There is a version of team feedback that exists to make leadership feel responsive.
The suggestion box. The quarterly survey. The open door that no one walks through because nothing that went in the last door changed anything.
That is not what I am describing.
Giving your referral team, your contact team, an encouraged and genuine voice to make the service better for patients and families is how loyalty is built — not the loyalty of people who stay because they have to, but the loyalty of people who stay because they can see their fingerprints on the work.
The workflows I have built with teams were not designed in a conference room and handed down. They were built by listening to patient calls together. By holding open forums where tasks were examined honestly. By letting the team drive the design of hand-offs and flag where the process was failing the patient before leadership noticed.
I brought the vision of what the end product should accomplish. My team brought the specifics of how to get there. Both were necessary. Neither was sufficient alone.
When we failed a patient — and every team does, at some point — we stopped. We met. We talked through how it happened and why. And every member of the team was tasked with coming to the next conversation with a resolution. Not an explanation. A resolution.
That practice does several things at once.
It distributes accountability without assigning blame. It signals that the failure belongs to the system, not to a single person, and that fixing the system is everyone's responsibility. It develops the habit of solution-thinking under pressure — which is exactly the habit you need in a team that takes desperate calls from families every day.

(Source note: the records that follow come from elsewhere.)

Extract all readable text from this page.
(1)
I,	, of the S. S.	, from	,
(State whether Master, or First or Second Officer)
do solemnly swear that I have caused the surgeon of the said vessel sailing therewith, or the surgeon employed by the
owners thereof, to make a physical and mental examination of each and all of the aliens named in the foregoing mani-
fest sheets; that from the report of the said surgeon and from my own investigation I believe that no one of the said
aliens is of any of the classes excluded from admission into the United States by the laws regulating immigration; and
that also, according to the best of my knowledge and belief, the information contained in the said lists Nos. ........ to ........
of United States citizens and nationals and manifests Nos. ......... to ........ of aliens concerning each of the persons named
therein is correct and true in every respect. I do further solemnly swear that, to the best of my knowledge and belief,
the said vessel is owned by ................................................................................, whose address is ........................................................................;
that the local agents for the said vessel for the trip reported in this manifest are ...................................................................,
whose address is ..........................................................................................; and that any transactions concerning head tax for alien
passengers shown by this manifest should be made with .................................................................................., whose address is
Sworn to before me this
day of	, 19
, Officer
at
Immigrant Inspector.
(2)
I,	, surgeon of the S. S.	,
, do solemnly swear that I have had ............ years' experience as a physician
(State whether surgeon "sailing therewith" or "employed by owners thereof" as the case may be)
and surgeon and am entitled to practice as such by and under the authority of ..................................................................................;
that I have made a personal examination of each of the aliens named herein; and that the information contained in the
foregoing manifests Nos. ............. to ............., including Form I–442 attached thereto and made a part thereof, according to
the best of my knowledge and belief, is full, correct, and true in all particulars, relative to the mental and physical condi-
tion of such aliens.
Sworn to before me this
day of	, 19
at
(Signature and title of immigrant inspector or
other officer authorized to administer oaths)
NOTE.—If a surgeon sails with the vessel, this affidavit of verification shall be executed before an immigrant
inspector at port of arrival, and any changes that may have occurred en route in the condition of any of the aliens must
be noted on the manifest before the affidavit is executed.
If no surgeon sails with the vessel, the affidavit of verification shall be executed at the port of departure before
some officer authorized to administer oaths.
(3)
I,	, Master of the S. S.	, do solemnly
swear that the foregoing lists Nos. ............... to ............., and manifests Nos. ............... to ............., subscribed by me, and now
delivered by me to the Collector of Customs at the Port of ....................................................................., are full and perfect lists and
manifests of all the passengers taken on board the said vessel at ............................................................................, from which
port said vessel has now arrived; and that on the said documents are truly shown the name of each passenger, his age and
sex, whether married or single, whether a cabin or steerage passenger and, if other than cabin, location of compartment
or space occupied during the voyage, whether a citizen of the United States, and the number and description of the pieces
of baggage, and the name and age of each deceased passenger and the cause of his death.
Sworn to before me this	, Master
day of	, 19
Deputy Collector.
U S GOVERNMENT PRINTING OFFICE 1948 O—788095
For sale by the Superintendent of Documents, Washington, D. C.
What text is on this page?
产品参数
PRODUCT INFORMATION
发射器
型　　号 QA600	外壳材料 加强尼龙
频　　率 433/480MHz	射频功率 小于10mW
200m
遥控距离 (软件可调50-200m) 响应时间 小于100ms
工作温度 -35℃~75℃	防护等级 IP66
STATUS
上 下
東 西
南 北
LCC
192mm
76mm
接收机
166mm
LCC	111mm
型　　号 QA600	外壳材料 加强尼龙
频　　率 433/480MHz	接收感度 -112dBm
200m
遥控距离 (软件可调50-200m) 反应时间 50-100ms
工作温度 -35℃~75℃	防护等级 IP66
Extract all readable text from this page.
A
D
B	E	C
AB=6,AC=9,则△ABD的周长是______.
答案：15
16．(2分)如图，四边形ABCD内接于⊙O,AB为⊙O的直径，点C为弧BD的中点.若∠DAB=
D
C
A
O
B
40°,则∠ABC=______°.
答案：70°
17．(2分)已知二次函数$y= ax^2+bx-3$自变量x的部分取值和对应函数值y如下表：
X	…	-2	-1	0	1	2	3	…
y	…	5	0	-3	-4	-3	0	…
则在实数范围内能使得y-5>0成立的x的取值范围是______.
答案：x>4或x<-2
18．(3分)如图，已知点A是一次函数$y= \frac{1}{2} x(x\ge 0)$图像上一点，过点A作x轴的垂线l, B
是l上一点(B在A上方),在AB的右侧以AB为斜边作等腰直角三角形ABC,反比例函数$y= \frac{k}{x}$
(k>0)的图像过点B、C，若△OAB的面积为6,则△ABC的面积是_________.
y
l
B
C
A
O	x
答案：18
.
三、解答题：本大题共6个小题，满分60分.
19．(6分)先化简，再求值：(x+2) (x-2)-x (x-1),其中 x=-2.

And over time, it builds something that cannot be hired for and cannot be trained in a classroom: a team that takes ownership of the patient's experience as if it were their own.
These are your future leaders. Not the people with the longest tenure or the cleanest metrics. The people who, when something goes wrong, come to the table with an answer.
A seasoned, well-supported team shows up ready to take on chaos — not because chaos doesn't affect them, but because they've been trusted enough to help build the systems that hold when everything else is uncertain.
That trust is not incidental. It is the strategy.